Schlueterstrasse 27 centers around a woman — playwright Andrea Stolowitz herself, in this case — tracing her family’s roots and history in Berlin after discovering her grandfather’s diary at the United States Holocaust Memorial Museum.
Andrea Stolowitz had been to Berlin before, but she returned in 2015 for a different reason.
She was looking for her family — or where in the city her family used to live.
It was part of her journey as she was writing her new play, Schlueterstrasse 27, which will be presented by PlayPenn, a new play development organization, with a free reading at the National Museum of American Jewish History at 7 p.m. on May 16.
The play centers around a woman — Stolowitz herself, in this case — tracing her family’s roots and history in Berlin after discovering her grandfather’s diary at the United States Holocaust Memorial Museum.
Stolowitz grew up in New York before moving to Portland, Ore. She began her college career as a Russian literature major and studied abroad in Moscow in the early 1990s. There she fell in love with the theater scene.
She went to see plays all the time as tickets were cheap.
“I kept going to the theater and I kept thinking, ‘Wow, I want to do this, I don’t want to be a Russian lit major,’” she recalled.
At 21, she considered herself already “too old” to be an actor, she said with a laugh. But it did get her thinking about playwriting or directing. Following that passion, she transferred to Barnard College and later got her MFA in playwriting from University of California-San Diego.
Since then, she has written six award-winning plays that have been performed nationally.
Schlueterstrasse 27, however — the street her great-grandfather lived on — is a departure from her other plays, not only because it’s the first directly autobiographical work she’s done, but because she’s a character in it.
She also doesn’t usually work off of a document that has importance to her family, she added.
“What became clear was the interesting part of the story was my trying to find these things out, not necessarily what’s in the diary,” she said. “It ended up being that I’m a character in my own play, which is kind of hilariously theatrical.”
Backing up to 1936, her great-grandfather, a doctor, escaped Berlin and he and his family settled in New York City between 1936 and 1939. He then started a diary , half in German, half in English.
Stolowitz’s mother had the diary for a long time, and it kept “bopping” around between relatives until eventually her mother donated it to the U.S. Holocaust Memorial Museum.
“The archivist there sent me a full-scan color copy that I put on my shelf for 10 years and never opened,” she said.
Then, her husband, a professor, was taking a sabbatical year, and they went to Berlin. She started to think about what she could do while they were there.
She thought of her own family history.
“Their whole narrative was they were fleeing their country and had kids in America,” she said, adding her great-grandmother also escaped. She began thinking about how later generation of survivors fared.
“It became interesting to me to see how much of that was at play in my family. I wanted to know what in this weird way — are we crazy because of the Holocaust or would we be crazy anyway? And I say crazy lightly and jokingly.”
Once she got to thinking about that aspect of her family, she came up with an idea of what to do in Berlin.

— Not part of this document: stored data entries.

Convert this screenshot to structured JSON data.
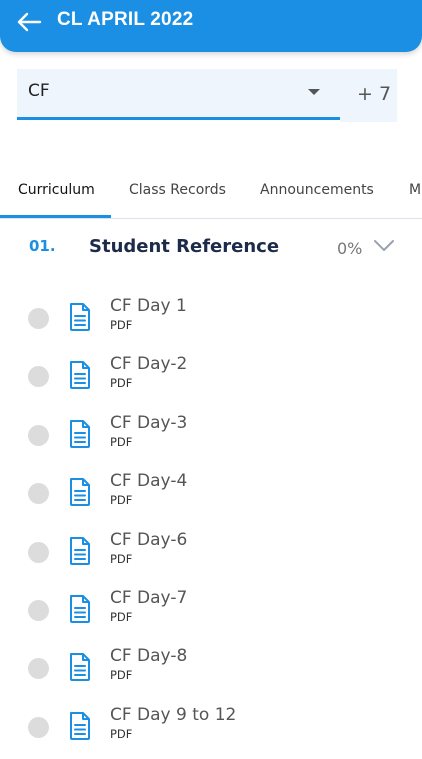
{
  "header": {
    "title": "CL APRIL 2022",
    "back_icon": "arrow-left-icon"
  },
  "selector": {
    "value": "CF",
    "more_label": "+ 7"
  },
  "tabs": [
    {
      "label": "Curriculum",
      "active": true
    },
    {
      "label": "Class Records",
      "active": false
    },
    {
      "label": "Announcements",
      "active": false
    },
    {
      "label": "M",
      "active": false
    }
  ],
  "section": {
    "number": "01.",
    "title": "Student Reference",
    "progress": "0%"
  },
  "items": [
    {
      "title": "CF Day 1",
      "type": "PDF"
    },
    {
      "title": "CF Day-2",
      "type": "PDF"
    },
    {
      "title": "CF Day-3",
      "type": "PDF"
    },
    {
      "title": "CF Day-4",
      "type": "PDF"
    },
    {
      "title": "CF Day-6",
      "type": "PDF"
    },
    {
      "title": "CF Day-7",
      "type": "PDF"
    },
    {
      "title": "CF Day-8",
      "type": "PDF"
    },
    {
      "title": "CF Day 9 to 12",
      "type": "PDF"
    }
  ],
  "colors": {
    "accent": "#1a8fe3",
    "header_bg": "#1a8fe3",
    "select_bg": "#eef5fc",
    "radio": "#dcdcdc"
  }
}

“I thought, ‘Well, I’m going to Berlin, my great-grandfather is from Berlin, he started this diary in 1939 in New York for his grandchildren, he knew he would have grandchildren in the U.S.,’” she said, adding why the diary switches to English. “I thought, well, let me take this diary and use archives in Berlin to figure out more about this story — whatever the story is. I wrote some proposals and got some grants, and off we went.”

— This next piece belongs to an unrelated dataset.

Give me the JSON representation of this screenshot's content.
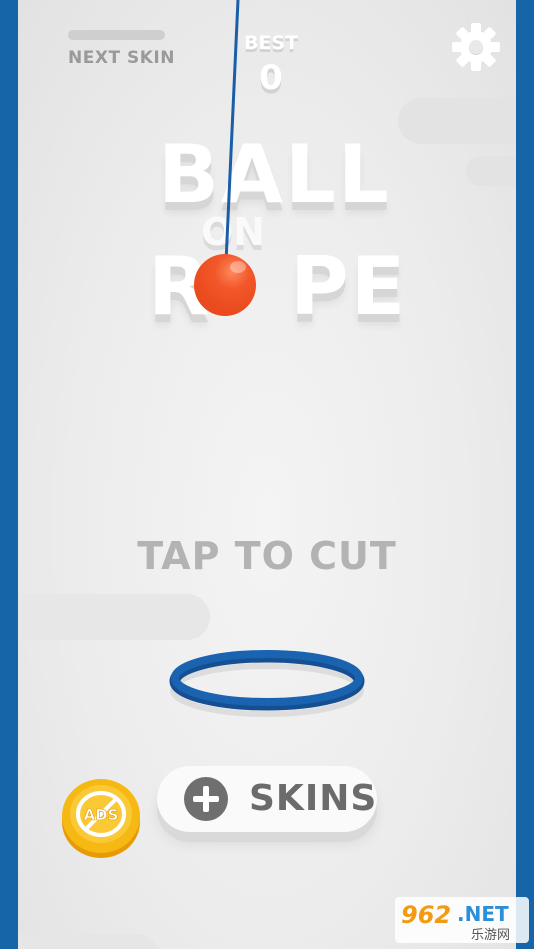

He wrote the diary from 1939 to 1948, and Stolowitz began discovering more about her family she wasn’t even sure her family knew about, such as cousins her great-grandfather had in Berlin who perished in the Holocaust. She got address books and went around to the houses to try and figure out who lived there.
She worked with archivists who found original documents, including applications for restitution for loss of property and even her great-grandfather’s will. She reviewed these documents determining what should be put in the play and used the diary as a resource.
“It’s not a historical document that he creates to narrate history — it’s basically bedtime stories for his grandchildren,” she said.
She also had to remember the diary was not objective, as it was his perspective on things, but used that along with other resources, such as her family, to shape the story.
“The mission of the play is to kind of find everyone who is lost and finding them,” she said. “If they lived, where did they go? Are they family, and what does that mean?”
Her character’s journey in the play of discovering her family parallels that of her great-grandfather writing the diary and discovering what their family’s future is in their new surroundings.
Putting her family in the play was complicated, just as it was for her to include herself.
She wanted to make the play the story of her family specifically, and make it different.
“Part of the things I felt like were hard about this play is in some way writing about the Holocaust because it is very easy to make that story a story we already all know,” she said. “This is a play about people who are changed by history because they have to flee, and this is what happens three generations later.”
She is hoping the play will help the audience think differently about survival.
“Just because you’re lucky to have survived and didn’t go to the camps doesn’t mean that nothing happened to you, and I feel like that recognition is important because it really shapes a lot of family dynamic,” she said, including her own. “It’s part of the experience, it’s a big experience and nobody’s experience of the experience should be not counted.”
The play will make its world premiere at the English Theatre Berlin in October.